Poética de los Hospitales
Filosofía de un drama a flor de piel.
Nada hay en los hospitales que sea distinto al templo. Son a su modo espacios sagrados donde se reconcilian todos los diálogos humanos con la vida o la muerte. Lugar y tiempo de religar que se trasciende a sí mismo con oscilaciones vertiginosas entre el dolor y la creación. Ni más ni menos. Todo hospital es respuesta a la esperanza. Estancia de polaridades resueltas en transito constante sobre abismos. Enfermos, enfermeras y médicos asisten al drama de todas las contradicciones e impotencias de la leyenda que admite al hospital como escenario y protagonista. El hospital es más que edifico. Su carácter de espacio ceremonial sagrado donde se rinde culto a la existencia, trasmuta cuanto objeto y sujeto acude a él para pedir o dar alguna ofrenda. Nada ni nadie es el mismo entre sus muros. Por sencilla o compleja que sea la razón de su presencia, quien acude a un hospital percibe los efluvios arrobadores de cierta mística inefable preñada con fe. Y crea hábitos. Ningún racionalismo funcionalista lo ha explicado.
Un hospital contiene en sus acciones y definiciones las sustancias históricas de toda evolución humana. De ellas nace y a ellas vuelve, ladrillo sobre ladrillo, entregado dialécticamente a la recomposición de todo cuanto soporta la felicidad más genuina de los humanos. Los hospitales se construyen con arquitectura de vida e ingeniería de futuro. Sus principios son el origen. Templos donde la oración más potente se canta sobre los hechos entre dinámicas vertiginosas que no siempre paladean éxitos. Templos de lo definitivo, la totalidad y el desafío puestos a prueba permanente para fecundar cuanto indicio de alivio apetezca a cuerpos y almas. Habrá que expulsar a fuerza de fustes al mercenario que no obedezca esos mandatos. Eso también es salud. En cada hospital se repone la historia entera de los demás. Son lo mismo en sus diferencias. La única verdadera especialidad es el compromiso apasionado. Lo supo Hipócrates; lo sabe la vida. Ni la arremetida descomunale de la miseria neoliberal y posmoderna es capaz de sofocar la potencia de mandatos irrefutables que sudan sus verdades entre muros de hospitales.

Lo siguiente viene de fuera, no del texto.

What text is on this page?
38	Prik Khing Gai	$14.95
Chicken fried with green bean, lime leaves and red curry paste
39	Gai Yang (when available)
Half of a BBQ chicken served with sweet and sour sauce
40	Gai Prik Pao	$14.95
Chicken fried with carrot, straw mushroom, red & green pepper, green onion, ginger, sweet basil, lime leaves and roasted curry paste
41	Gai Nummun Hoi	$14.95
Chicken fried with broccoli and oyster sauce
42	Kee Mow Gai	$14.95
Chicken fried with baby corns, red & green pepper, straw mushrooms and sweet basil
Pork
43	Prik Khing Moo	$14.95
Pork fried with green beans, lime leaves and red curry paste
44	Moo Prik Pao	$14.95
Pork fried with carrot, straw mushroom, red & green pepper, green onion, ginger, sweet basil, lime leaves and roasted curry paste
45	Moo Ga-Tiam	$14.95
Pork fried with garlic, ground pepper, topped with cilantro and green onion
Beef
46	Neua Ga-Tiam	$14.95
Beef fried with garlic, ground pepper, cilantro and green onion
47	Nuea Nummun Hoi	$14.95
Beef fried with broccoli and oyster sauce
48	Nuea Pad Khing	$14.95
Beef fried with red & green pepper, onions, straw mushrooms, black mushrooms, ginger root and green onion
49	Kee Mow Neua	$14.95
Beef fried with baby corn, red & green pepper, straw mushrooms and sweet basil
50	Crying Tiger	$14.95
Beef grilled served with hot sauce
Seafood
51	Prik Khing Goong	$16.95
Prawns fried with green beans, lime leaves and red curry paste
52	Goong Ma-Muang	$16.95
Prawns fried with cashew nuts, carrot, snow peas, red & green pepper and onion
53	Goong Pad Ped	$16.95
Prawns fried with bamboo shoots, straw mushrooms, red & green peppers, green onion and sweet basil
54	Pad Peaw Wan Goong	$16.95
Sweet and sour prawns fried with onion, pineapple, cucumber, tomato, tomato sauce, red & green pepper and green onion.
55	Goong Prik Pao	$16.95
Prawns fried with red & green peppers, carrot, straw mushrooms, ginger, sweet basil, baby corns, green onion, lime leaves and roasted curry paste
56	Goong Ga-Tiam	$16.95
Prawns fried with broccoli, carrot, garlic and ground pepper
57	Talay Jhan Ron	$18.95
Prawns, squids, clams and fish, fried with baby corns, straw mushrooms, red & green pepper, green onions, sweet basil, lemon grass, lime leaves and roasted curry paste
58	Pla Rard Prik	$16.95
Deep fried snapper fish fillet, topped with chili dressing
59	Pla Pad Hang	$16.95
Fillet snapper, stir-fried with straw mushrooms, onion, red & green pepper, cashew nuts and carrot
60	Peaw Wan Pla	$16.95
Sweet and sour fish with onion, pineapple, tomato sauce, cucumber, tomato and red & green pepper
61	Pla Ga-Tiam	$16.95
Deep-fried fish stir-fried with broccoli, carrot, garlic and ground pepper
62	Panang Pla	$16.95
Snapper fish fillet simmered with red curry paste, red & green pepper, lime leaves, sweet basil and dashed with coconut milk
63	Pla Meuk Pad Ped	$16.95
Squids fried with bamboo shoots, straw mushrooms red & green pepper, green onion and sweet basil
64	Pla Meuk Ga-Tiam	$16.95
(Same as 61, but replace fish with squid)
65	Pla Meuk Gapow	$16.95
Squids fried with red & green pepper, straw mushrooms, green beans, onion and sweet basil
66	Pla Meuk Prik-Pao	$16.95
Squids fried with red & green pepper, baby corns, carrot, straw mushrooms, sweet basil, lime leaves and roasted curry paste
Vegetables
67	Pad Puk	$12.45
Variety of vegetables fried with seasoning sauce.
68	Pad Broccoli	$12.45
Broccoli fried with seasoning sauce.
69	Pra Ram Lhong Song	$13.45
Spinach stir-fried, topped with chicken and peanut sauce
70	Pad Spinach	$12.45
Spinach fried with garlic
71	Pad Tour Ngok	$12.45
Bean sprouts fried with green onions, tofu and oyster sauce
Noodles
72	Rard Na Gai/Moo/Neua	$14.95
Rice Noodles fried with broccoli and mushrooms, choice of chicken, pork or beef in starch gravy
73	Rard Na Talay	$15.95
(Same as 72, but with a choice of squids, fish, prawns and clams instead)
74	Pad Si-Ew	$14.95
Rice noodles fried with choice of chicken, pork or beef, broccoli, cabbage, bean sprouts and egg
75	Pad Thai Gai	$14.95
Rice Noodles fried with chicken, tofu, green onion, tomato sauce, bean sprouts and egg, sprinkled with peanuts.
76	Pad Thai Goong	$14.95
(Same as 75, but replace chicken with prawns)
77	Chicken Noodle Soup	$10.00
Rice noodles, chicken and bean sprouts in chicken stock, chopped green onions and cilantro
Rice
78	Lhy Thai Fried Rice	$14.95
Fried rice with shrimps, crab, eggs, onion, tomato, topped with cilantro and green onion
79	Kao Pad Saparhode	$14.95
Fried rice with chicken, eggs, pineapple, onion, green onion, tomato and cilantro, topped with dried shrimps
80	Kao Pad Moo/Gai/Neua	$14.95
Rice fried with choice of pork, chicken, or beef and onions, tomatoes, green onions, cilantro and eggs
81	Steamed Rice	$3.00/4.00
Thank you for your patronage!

Muro, espejo, altar e interrogación. Nada puede callar el himno de significados sociales que preñan la propiedad histórica de un hospital y que llaman a cuentas toda praxis Desde la administración hasta el quirófano. Consérvese en lugar fresco. El olvido es una enfermedad progresiva y mortal. Quien construye hospitales, sin propósitos mesiánicos lavaderos de culpas, sin contratismo ingenieril rentista de privilegios políticos, sin robo organizado farmacológicamente, sin monopolio tecnológico-científico, sin mafias de ineficiencia y sin demagogia gubernamental… participa de una santidad que renueva sus significados en el seno de la sustancialidad colectiva. Los hospitales deben ser para todos, si no, traicionan la hospitalidad de un ser y razón de ser que requiere necesariamente lo colectivo para alimentar su sentido. La salud no es propiedad privada.
En un hospital el tiempo- espacio son lo mismo actualizados dialécticamente porque se retrata cuerpo y alma de cuanto somos en dolor, fecundidad, fuerza espiritual, entrega, solidaridad y resignación. La materia edilicia es también rito y liturgia que a su manera fundamenta la razón de sí con luz de futuro. La partida de ajedrez que juegan vida y muerte en el corazón de los hospitales se anima con piezas emocionales tomadas del alma humana desde siempre. Agítense bien antes de usarse. Nadie puede mirar a los hospitales con indiferencia. Entre beneficios y calamidades se parecen tanto a la vida… le deben tanto, que no alcanzaran los años para acotar las potencias de fetiche salvaguarda, conjuro, talismán y templo, refugio provisional o definitivo, donde la vida toma residencia y nos transforma para siempre.